According to Montgomery Co. property records, the building itself was constructed in 1966 – and it appears that Al Lankford Buick moved from a downtown Norristown location shortly afterwards, so I guess they had the original photo taken for publicity surrounding their new showroom. And since it was a good photo… well, why not reuse it a few years later. Seems odd to me, but I guess Al didn’t mind!
Oddly, despite having grown up in Montgomery County, I don’t recall Lankford Buick at all.
Fluorescent tube lighting for parking lots, gas stations, and street lighting, was popular in the mid to late 60s. Somewhat, of a short-lived fad.
While they looked modern for dealer lots, and gas stations, they often clashed visually with more traditional streetscapes.
Often, a quick identifier for late ’60s highway and freeway scenes.
One of the more interesting applications of florescent lighting from the 1960’s was in the original Turcot Interchange in Montréal, which included recessed lighting embedded in the walls of the ramps, rather than traditional lamp posts.

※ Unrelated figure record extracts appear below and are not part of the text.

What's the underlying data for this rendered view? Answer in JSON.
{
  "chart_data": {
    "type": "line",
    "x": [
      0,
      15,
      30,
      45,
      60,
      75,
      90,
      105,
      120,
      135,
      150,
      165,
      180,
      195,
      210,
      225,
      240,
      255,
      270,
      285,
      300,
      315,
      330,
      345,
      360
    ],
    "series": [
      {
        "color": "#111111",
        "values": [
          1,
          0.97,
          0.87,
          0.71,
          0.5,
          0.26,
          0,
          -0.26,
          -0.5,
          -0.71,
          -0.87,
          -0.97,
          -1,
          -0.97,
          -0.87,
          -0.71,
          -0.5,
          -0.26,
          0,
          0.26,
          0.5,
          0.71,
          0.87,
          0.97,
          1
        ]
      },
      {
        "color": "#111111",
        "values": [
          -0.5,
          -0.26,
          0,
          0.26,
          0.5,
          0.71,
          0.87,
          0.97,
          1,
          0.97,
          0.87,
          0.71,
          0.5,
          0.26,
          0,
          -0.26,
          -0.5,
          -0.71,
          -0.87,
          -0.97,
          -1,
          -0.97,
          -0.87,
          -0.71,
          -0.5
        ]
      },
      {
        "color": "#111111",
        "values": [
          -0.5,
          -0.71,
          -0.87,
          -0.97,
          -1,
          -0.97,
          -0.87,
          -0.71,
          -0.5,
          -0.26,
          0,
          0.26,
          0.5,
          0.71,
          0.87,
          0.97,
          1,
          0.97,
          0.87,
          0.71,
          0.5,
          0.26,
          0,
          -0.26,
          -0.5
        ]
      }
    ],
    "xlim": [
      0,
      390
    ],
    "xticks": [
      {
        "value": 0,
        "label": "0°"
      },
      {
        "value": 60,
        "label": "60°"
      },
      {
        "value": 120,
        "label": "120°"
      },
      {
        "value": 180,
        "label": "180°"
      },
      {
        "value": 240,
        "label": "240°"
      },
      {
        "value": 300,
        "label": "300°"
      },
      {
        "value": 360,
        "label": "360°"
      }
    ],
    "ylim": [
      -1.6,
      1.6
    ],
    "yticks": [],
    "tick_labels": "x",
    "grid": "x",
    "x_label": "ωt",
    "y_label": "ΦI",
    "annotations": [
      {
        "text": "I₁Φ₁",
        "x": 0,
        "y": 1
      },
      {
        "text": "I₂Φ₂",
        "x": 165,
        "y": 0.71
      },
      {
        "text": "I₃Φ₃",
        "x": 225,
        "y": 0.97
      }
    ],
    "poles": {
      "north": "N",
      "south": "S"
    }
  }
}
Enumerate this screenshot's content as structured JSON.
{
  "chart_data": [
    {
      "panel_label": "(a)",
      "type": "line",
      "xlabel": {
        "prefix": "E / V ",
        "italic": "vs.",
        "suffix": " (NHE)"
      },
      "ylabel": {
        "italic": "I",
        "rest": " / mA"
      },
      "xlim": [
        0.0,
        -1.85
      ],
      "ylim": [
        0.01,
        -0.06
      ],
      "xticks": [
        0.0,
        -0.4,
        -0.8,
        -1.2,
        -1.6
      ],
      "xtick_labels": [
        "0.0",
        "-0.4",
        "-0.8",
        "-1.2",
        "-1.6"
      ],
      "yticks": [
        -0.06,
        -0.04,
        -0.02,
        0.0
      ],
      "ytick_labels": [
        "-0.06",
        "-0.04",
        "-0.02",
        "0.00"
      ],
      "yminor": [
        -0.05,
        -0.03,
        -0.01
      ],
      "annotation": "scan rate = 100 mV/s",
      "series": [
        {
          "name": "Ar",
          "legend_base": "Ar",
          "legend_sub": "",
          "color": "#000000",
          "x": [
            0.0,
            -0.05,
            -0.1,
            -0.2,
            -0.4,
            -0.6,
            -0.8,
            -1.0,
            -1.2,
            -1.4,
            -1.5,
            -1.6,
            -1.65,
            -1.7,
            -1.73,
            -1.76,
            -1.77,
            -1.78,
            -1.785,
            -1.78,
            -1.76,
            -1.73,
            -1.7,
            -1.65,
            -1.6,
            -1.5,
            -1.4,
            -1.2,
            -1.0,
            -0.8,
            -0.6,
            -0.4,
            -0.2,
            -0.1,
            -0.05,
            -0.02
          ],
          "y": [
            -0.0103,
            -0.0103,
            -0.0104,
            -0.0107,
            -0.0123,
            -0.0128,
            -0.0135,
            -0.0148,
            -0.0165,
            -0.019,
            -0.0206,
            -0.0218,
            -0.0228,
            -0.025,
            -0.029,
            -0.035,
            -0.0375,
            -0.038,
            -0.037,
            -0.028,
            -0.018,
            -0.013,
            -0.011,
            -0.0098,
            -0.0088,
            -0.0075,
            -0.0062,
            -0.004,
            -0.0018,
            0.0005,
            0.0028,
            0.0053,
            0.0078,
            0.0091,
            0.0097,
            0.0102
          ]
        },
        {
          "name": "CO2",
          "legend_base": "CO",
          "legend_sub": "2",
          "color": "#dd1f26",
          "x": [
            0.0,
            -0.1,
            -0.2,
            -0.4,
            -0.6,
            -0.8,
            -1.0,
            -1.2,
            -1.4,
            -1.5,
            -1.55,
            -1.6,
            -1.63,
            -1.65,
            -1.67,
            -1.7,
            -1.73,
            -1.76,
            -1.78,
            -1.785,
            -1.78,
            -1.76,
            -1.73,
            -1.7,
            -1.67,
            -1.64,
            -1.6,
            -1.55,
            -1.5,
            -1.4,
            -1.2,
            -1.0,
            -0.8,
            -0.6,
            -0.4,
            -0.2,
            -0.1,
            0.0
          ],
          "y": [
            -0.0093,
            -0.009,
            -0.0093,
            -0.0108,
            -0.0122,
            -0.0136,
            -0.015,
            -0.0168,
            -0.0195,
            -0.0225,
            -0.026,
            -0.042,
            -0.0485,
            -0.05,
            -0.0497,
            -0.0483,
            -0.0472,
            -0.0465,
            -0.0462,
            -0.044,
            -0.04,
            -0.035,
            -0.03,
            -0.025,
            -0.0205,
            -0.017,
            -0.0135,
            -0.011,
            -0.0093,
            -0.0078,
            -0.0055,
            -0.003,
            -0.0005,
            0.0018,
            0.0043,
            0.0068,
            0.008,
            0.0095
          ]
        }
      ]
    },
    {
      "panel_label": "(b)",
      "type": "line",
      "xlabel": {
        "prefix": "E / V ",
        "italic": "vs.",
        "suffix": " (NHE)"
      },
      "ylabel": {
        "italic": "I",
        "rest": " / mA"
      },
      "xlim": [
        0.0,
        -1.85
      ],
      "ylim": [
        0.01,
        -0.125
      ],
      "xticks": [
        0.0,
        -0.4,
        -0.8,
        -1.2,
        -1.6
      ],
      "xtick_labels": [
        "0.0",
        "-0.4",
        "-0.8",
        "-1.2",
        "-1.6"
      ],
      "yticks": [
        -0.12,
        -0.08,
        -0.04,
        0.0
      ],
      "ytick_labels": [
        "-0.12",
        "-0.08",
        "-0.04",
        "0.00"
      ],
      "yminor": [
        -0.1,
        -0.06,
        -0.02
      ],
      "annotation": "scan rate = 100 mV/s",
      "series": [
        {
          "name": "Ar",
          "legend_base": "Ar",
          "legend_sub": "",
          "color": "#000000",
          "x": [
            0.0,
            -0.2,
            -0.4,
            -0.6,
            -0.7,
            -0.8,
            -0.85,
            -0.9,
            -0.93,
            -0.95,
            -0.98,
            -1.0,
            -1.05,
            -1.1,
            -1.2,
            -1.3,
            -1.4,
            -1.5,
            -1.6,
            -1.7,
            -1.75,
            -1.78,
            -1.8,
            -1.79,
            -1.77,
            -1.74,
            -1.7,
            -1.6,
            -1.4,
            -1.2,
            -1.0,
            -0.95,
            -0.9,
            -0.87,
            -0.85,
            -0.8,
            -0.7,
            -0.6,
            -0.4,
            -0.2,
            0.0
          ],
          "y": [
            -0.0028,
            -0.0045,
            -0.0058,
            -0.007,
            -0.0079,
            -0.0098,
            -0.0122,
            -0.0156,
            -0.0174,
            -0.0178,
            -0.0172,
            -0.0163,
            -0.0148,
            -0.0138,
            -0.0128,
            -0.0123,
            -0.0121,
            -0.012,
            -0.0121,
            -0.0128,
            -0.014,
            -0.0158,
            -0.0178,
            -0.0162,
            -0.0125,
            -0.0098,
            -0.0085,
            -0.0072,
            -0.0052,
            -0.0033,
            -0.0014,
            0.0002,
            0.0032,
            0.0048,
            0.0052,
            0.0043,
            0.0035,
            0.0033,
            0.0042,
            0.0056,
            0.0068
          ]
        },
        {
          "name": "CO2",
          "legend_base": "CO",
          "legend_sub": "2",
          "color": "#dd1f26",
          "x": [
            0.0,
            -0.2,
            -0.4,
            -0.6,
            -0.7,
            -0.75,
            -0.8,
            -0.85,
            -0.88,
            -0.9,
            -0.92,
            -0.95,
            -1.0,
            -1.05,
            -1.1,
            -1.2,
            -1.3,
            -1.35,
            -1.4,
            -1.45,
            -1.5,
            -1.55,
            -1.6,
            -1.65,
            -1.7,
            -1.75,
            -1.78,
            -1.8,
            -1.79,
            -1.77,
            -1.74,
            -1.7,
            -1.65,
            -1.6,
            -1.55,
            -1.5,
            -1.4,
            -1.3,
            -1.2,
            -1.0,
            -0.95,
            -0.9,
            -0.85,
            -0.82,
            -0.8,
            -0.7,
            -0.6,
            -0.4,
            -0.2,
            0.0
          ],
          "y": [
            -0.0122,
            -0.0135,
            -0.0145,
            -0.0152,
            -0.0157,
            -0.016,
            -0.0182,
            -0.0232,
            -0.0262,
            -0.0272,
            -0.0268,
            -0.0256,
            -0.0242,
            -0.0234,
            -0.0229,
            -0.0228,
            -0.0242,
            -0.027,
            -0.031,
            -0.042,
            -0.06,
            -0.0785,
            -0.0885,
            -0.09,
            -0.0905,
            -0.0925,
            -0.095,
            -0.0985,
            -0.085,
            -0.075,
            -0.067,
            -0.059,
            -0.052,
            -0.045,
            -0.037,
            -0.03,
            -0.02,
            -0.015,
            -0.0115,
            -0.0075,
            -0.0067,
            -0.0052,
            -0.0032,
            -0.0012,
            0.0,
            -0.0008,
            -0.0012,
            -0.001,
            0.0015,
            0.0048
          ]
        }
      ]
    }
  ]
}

Speaking of saving sign money, for a long time there was a Ford dealer in Dearborn MI whose name was Bob Ford. The sign on his building just said “Bob Ford.”
Well, the sign could have said “Bob Ford’s Ford”.
Yes, as I recall, Bob Ford sponsored a very successful Fairlane Thunderbolt. Driven by Len Richter.
There was a Chevy dealer in the Bronx called S.M. Rose. They had a commercial where a guy with a Noo Yawk accent popped out of a ‘75 Caprice. Only problem was they kept using that ad into the 1980’s. So they fixed it up with clips of 1981 models. That kept it fresh for the rest of the decade.